David Rockefeller was born in New York City in 1915, the youngest child of John D. Rockefeller, Jr. and Abby Aldrich Rockefeller. He graduated from Harvard College in 1936 and earned a Ph.D. in Economics in 1940 from the University of Chicago. He served with the U.S. Army in North Africa and France during World War II. David joined the Chase National Bank in 1946 and rose through the ranks to become chairman and chief executive officer of the Chase Manhattan Bank in 1969. He retired in 1981.

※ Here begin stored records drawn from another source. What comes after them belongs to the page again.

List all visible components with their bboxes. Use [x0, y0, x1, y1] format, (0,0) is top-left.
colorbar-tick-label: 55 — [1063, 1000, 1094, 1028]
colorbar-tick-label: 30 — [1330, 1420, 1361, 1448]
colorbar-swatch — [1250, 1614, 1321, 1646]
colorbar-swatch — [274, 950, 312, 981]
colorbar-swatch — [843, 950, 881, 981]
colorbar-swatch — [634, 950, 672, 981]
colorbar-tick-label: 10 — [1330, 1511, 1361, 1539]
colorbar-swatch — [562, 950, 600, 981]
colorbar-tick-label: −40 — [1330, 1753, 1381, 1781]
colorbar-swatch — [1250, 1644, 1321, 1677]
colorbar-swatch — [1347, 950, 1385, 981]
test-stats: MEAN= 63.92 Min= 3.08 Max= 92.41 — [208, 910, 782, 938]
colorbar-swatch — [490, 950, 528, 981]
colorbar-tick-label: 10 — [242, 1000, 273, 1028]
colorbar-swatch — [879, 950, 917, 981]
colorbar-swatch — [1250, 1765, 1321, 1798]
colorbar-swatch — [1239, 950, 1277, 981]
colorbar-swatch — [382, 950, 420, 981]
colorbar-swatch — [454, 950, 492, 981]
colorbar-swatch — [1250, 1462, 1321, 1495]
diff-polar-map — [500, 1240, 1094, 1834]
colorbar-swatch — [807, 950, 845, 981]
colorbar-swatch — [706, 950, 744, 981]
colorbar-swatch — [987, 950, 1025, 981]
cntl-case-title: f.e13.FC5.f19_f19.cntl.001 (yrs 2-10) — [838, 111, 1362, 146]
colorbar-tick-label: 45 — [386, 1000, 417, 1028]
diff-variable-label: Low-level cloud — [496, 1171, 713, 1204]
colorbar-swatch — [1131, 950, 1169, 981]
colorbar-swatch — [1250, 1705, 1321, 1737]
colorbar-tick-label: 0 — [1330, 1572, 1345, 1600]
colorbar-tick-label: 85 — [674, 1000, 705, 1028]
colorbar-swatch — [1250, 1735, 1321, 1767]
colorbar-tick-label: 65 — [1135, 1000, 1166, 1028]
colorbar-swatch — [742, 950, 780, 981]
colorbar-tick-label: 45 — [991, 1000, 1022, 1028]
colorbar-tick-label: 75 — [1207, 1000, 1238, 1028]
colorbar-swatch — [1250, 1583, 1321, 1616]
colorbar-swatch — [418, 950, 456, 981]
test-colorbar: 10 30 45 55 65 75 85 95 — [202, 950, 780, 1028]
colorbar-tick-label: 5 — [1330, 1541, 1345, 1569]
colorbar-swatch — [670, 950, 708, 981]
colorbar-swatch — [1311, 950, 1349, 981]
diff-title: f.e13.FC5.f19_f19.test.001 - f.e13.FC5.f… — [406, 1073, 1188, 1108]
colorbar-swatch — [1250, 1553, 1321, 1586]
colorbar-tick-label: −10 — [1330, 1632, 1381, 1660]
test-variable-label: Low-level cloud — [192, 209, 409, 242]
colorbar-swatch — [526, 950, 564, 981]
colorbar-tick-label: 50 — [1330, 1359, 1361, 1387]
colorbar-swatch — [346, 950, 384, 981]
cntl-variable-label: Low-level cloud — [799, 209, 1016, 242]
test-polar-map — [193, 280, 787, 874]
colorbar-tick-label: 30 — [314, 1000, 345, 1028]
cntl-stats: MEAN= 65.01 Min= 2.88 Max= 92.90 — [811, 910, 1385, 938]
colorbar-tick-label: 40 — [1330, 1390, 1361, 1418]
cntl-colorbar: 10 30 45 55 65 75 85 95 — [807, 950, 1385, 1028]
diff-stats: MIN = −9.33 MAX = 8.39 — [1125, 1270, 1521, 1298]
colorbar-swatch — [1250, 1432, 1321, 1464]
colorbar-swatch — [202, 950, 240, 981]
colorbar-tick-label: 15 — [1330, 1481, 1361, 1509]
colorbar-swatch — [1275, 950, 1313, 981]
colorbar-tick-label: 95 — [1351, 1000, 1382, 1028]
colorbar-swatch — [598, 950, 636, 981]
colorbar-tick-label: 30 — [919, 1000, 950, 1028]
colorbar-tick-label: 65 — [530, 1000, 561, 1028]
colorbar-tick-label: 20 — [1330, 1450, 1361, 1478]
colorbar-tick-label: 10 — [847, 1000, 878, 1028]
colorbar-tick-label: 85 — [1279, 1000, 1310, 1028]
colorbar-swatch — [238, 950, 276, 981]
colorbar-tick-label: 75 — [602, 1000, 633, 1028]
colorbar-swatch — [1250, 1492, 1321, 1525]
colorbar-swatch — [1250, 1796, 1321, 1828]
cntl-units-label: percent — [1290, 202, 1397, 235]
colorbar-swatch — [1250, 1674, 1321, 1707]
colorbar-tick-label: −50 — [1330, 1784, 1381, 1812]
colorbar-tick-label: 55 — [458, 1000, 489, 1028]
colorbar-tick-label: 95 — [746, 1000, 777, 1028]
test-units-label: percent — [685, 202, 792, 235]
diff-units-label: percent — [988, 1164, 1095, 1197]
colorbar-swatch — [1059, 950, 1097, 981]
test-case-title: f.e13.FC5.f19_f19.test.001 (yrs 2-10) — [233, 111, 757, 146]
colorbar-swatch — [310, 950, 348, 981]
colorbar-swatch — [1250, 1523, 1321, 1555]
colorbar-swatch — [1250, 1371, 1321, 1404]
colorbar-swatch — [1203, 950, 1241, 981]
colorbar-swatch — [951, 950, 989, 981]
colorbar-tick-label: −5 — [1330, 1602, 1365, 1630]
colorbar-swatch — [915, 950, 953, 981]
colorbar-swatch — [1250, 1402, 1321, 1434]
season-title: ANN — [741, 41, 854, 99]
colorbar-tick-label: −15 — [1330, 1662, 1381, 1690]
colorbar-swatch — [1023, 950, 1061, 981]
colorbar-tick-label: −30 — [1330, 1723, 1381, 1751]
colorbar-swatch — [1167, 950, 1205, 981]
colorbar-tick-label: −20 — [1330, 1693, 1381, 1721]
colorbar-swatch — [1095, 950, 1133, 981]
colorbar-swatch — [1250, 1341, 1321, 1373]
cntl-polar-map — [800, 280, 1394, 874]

Under David’s leadership, Chase expanded its international presence and operations, modernized its management and facilities, and implemented innovative programs – an art collection, community outreach, minority hiring, and a philanthropic foundation – which made the bank a leader in corporate social responsibility and set the standard for the American business community. David’s concerns as a banker and businessman reflected his schooling in the Rockefeller philanthropic tradition: a focus on fundamental problems, meticulous attention to detail, and a preference for collaborative action with others. These ideals also guided his private philanthropy. David assumed a leadership role in many institutions founded by his grandfather and parents, especially The Rockefeller University and the Museum of Modern Art, and also at the Rockefeller Brothers Fund, which he and his brothers had created in 1940.
David served as the chairman of the Council on Foreign Relations, The Americas Society/Council of the Americas, the Trilateral Commission, and the Partnership for New York City. David founded the Stone Barns Center for Food and Agriculture in recognition of his wife Peggy’s deep interest in the future of American Agriculture, and he helped to establish the David Rockefeller Center for Latin American Studies, an innovative university-wide initiative at Harvard University.
David has four daughters and two sons, ten grandchildren, and four great-grandchildren. His wife of 55 years, the former Margaret McGrath, died in March 1996.